Created attachment 325743 [details] Patch to clean up rpmdb from source rpm install
This bug isn't quite fixed. Mock does use the rpm in the chroot and apparently newer versions of RPM cause a problem with this. I noticed that I was unable to build fedora 10 rpms from a fedora 9 host. I traced it to the fact that apparently fedora 10's rpm generates the __db* files when installing a source rpm. And because installing the source rpm is done in the chroot you end up with conflicting rpmdb versions. My fix was to clean up the __db* files after installing the source rpm. It would probably be more cleanly solved by having the source rpm be installed outside of the chroot.
Note that "cleaning up" after installing a source rpm opens a lock race window with other installs. You can't just blow away locks after installing a source rpm, there may be other processes running concurrently. But have fun with mock!
(In reply to comment #42) > This bug isn't quite fixed. Mock does use the rpm in the chroot and apparently > newer versions of RPM cause a problem with this. > > I noticed that I was unable to build fedora 10 rpms from a fedora 9 host. I > traced it to the fact that apparently fedora 10's rpm generates the __db* files > when installing a source rpm. And because installing the source rpm is done in > the chroot you end up with conflicting rpmdb versions. > > My fix was to clean up the __db* files after installing the source rpm. It > would probably be more cleanly solved by having the source rpm be installed > outside of the chroot. We actually want to use the inchroot rpm more and more, as it will be gaining features that are not compatible with the host rpm.
(In reply to comment #43) > Note that "cleaning up" after installing a source rpm opens a lock race window > with other installs. You can't just blow away locks after installing a source > rpm, > there may be other processes running concurrently. > > But have fun with mock! In the mock case this is safe(r) as mock is ultimately in control of what's happening in the chroot, and thus it can decide to clean before continuing on to the next action.

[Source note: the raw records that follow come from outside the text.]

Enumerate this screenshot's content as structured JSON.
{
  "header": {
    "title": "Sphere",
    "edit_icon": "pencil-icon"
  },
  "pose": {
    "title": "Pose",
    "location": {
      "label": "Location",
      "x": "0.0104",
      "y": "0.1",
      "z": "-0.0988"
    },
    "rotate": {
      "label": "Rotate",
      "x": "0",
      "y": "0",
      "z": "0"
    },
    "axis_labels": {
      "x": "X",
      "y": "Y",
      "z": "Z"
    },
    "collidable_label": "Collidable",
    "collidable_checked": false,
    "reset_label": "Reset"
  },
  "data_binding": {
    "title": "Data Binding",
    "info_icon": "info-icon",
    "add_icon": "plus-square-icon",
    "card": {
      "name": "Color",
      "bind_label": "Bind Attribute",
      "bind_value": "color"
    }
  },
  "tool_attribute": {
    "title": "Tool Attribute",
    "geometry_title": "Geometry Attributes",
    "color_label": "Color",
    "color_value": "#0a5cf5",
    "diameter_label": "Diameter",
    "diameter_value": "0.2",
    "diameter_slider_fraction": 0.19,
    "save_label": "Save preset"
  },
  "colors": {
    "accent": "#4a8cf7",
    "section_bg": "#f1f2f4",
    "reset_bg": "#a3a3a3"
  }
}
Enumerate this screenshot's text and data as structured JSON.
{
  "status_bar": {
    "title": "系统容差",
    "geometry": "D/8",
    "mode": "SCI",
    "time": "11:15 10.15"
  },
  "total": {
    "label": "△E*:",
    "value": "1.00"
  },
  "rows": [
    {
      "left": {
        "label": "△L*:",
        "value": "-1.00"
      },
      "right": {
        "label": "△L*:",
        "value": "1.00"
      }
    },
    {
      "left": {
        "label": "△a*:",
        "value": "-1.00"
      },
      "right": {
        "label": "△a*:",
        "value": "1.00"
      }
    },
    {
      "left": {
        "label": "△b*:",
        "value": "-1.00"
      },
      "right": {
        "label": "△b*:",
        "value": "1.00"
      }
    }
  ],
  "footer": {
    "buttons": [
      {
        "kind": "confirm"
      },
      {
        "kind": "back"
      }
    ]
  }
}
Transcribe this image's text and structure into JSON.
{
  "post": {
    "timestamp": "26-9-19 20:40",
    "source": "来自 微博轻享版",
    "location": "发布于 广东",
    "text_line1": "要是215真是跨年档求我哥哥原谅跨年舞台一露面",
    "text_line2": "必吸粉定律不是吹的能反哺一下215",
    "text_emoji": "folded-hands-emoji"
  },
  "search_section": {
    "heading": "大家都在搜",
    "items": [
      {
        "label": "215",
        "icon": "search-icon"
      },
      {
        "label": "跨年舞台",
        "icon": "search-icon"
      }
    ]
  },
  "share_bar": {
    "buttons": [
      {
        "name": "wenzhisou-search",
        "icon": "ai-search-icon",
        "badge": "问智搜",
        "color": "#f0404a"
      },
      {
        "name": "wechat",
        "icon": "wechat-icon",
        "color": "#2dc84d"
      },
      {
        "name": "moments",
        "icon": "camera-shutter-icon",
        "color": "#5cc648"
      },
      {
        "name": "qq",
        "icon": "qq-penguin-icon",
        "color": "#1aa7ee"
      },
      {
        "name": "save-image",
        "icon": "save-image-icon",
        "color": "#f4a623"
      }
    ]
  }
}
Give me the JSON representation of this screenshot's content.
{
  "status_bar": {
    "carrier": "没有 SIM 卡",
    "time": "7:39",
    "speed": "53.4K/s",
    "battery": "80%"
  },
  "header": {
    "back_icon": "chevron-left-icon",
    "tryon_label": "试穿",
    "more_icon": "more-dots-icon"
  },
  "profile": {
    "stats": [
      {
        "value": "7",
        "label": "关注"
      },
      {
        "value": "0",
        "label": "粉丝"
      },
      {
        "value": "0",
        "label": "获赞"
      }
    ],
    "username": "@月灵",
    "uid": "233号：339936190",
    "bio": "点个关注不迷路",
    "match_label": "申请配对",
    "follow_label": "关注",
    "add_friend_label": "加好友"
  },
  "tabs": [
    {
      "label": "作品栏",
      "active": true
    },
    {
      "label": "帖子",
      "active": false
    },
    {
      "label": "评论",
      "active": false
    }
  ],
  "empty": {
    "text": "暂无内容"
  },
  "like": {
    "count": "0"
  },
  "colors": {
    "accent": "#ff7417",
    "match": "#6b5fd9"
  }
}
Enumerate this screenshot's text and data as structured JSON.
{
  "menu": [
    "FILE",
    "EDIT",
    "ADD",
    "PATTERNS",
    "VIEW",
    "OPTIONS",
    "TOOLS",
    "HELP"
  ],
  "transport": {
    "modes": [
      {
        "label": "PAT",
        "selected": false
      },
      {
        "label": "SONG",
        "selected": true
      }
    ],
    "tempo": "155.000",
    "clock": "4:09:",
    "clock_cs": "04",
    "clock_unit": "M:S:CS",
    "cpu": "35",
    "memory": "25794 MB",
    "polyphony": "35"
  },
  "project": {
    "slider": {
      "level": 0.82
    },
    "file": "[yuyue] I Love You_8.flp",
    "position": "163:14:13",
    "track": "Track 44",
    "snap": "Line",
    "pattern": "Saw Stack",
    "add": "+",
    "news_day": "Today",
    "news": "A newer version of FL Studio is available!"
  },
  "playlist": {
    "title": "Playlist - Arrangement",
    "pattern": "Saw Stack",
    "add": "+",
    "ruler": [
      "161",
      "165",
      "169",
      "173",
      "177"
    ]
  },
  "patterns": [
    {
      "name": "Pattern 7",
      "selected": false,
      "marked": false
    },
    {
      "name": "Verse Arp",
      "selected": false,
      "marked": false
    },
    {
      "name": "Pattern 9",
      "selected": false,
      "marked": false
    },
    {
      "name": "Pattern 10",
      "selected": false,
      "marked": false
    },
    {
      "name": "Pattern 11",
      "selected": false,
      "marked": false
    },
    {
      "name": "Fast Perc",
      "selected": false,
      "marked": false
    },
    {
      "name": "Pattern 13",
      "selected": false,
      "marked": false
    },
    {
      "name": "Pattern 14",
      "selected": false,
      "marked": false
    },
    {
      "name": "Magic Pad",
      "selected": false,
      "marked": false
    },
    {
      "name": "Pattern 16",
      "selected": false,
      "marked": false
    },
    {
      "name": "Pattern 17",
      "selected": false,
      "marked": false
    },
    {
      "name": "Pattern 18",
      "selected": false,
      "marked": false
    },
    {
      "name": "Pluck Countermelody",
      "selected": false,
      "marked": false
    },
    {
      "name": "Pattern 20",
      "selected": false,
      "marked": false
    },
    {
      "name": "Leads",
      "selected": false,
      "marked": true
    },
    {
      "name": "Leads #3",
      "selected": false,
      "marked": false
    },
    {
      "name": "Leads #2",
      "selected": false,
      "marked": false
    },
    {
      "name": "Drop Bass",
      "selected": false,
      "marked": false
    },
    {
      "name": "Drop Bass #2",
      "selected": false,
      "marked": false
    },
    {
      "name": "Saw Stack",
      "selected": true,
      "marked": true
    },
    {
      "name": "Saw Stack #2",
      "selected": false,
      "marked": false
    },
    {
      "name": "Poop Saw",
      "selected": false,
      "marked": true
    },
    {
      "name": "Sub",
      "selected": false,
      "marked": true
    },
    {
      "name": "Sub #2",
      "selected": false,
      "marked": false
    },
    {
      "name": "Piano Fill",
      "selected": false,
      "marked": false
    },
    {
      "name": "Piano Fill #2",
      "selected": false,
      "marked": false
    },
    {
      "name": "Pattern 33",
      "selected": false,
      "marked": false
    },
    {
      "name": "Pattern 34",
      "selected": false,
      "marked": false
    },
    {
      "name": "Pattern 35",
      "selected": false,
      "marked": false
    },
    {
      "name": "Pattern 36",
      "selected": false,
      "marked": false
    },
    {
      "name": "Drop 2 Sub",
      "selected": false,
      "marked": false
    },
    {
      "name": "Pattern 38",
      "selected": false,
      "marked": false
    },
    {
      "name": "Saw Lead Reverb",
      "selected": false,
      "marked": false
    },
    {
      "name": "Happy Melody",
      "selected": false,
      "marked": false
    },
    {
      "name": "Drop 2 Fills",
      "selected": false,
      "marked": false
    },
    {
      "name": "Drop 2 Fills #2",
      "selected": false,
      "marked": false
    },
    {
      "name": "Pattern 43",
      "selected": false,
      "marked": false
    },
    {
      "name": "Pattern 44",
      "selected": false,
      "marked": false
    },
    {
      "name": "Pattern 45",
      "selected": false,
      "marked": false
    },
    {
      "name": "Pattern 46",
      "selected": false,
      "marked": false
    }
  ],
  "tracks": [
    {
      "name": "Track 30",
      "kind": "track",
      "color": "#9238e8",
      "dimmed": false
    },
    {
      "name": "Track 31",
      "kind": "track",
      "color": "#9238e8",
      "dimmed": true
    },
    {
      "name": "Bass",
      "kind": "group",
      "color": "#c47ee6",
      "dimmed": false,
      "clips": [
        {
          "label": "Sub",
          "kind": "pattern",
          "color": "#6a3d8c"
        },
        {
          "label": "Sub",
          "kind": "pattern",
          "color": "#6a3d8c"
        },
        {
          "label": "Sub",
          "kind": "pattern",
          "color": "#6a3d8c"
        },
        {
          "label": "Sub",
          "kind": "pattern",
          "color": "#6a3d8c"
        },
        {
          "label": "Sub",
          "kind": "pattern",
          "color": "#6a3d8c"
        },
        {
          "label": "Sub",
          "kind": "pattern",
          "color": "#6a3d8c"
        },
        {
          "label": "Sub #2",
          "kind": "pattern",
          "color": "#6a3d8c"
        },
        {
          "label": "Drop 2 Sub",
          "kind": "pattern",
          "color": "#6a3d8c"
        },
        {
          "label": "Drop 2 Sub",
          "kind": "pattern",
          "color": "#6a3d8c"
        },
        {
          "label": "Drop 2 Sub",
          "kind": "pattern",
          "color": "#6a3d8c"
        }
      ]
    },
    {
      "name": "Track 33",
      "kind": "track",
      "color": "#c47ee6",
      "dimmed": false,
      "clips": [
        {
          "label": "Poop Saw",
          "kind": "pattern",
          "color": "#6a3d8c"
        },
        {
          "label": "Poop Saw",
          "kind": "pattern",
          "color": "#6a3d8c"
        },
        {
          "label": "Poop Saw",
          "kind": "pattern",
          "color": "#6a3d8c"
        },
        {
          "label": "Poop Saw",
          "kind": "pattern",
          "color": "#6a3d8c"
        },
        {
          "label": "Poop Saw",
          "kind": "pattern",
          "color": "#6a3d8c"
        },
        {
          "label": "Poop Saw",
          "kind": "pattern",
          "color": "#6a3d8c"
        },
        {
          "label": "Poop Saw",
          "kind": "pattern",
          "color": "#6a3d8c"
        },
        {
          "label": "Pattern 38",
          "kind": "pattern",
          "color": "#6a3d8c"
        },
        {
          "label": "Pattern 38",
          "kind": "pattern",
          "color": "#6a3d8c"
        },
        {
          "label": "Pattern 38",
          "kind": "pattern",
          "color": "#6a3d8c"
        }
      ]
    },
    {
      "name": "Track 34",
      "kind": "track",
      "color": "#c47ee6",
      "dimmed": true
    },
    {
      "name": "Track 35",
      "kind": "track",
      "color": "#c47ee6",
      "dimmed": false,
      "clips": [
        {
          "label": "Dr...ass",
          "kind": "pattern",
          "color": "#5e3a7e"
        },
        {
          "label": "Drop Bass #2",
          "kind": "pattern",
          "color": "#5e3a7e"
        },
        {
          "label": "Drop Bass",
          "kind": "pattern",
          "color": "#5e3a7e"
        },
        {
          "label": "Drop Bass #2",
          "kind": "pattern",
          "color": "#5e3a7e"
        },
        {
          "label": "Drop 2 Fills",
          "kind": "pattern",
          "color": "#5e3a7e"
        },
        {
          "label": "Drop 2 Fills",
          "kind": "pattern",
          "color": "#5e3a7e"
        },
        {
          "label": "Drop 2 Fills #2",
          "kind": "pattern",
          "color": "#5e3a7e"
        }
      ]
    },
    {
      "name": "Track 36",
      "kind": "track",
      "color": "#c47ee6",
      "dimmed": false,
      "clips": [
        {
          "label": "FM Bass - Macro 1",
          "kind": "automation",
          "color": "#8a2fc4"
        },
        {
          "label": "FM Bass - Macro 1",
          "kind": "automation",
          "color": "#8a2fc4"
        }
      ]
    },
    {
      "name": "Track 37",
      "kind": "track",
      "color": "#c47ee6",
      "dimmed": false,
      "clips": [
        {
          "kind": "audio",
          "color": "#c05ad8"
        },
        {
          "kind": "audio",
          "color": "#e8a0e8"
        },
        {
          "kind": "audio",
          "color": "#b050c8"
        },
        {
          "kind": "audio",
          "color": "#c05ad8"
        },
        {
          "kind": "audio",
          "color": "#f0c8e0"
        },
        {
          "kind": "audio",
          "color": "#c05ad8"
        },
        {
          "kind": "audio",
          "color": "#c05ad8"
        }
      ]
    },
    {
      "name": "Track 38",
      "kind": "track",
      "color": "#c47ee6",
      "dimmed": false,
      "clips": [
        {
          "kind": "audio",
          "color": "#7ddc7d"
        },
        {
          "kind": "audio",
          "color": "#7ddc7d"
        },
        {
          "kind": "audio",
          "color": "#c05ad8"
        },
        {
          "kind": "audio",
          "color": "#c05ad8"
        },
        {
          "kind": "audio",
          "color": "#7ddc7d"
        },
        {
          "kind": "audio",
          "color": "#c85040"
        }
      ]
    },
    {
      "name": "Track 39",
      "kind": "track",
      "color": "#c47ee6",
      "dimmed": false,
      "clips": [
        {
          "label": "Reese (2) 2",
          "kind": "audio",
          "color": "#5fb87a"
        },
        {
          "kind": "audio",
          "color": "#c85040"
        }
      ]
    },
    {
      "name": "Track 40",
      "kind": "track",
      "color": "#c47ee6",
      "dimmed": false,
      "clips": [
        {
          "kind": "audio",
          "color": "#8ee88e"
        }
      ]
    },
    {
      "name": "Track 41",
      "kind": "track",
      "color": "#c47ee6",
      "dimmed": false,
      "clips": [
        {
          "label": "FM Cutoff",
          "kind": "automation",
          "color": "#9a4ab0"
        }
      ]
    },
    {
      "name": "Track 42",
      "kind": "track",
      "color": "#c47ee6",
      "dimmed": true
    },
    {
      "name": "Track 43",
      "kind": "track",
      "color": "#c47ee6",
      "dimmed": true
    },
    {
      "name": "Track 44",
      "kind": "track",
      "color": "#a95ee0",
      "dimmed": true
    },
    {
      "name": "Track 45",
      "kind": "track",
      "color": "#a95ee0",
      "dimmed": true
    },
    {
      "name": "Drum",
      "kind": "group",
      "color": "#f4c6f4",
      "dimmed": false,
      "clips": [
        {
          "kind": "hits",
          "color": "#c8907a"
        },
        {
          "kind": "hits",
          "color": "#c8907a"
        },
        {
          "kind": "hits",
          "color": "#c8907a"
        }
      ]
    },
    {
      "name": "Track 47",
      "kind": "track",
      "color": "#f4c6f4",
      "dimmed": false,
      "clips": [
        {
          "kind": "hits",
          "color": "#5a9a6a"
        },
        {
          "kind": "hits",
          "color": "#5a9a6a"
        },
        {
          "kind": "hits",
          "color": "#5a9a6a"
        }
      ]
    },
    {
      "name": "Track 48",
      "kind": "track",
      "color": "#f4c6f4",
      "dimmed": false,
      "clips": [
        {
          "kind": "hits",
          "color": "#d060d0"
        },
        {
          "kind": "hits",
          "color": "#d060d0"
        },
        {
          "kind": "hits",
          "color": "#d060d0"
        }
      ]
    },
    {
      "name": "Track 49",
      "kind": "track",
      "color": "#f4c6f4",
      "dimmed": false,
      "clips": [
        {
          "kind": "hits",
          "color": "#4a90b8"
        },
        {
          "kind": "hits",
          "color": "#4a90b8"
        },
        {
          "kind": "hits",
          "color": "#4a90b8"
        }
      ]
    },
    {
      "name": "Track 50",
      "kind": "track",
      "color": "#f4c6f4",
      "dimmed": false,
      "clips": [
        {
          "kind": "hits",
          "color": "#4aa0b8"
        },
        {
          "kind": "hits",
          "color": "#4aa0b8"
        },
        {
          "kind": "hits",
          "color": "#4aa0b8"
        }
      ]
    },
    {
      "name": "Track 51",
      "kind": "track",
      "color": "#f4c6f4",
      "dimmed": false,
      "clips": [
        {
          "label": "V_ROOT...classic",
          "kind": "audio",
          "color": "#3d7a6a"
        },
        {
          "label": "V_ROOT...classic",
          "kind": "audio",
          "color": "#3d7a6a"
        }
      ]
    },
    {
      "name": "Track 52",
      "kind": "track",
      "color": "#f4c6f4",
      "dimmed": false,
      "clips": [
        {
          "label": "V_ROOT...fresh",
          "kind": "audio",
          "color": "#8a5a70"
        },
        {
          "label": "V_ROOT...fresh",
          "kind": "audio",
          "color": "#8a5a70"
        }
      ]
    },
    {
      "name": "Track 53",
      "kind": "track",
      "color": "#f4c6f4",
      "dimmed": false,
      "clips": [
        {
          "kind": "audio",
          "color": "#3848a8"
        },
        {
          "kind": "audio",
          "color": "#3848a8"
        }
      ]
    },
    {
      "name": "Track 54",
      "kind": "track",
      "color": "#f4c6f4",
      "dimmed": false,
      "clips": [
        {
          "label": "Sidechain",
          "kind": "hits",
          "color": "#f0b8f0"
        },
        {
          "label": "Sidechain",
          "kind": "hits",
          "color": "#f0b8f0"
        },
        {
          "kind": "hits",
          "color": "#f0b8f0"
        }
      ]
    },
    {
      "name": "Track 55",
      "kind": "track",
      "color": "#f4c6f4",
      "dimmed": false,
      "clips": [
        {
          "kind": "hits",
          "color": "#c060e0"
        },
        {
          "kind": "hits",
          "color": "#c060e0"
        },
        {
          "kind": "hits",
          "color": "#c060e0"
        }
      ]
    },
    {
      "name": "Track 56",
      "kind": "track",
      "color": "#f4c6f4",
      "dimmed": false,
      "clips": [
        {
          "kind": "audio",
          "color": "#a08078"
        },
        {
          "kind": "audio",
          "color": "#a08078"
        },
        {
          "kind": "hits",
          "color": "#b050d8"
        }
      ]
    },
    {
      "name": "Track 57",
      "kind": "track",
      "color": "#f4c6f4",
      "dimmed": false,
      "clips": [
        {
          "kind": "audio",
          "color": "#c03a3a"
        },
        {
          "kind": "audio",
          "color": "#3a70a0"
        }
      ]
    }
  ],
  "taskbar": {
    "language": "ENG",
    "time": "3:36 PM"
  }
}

Agreed safe(r). I trust condom's and progesterone more than mock however. Removing rpmdb concurrency locks can never be done safe(r)ly w/o introducing a race unless there is an additional locking guarantee or one is prepared to deal with the consequences.
I am seeing what seems to be the same bug with Fedora 10 x86_64 when trying to compile Fedora 10 packages for i386.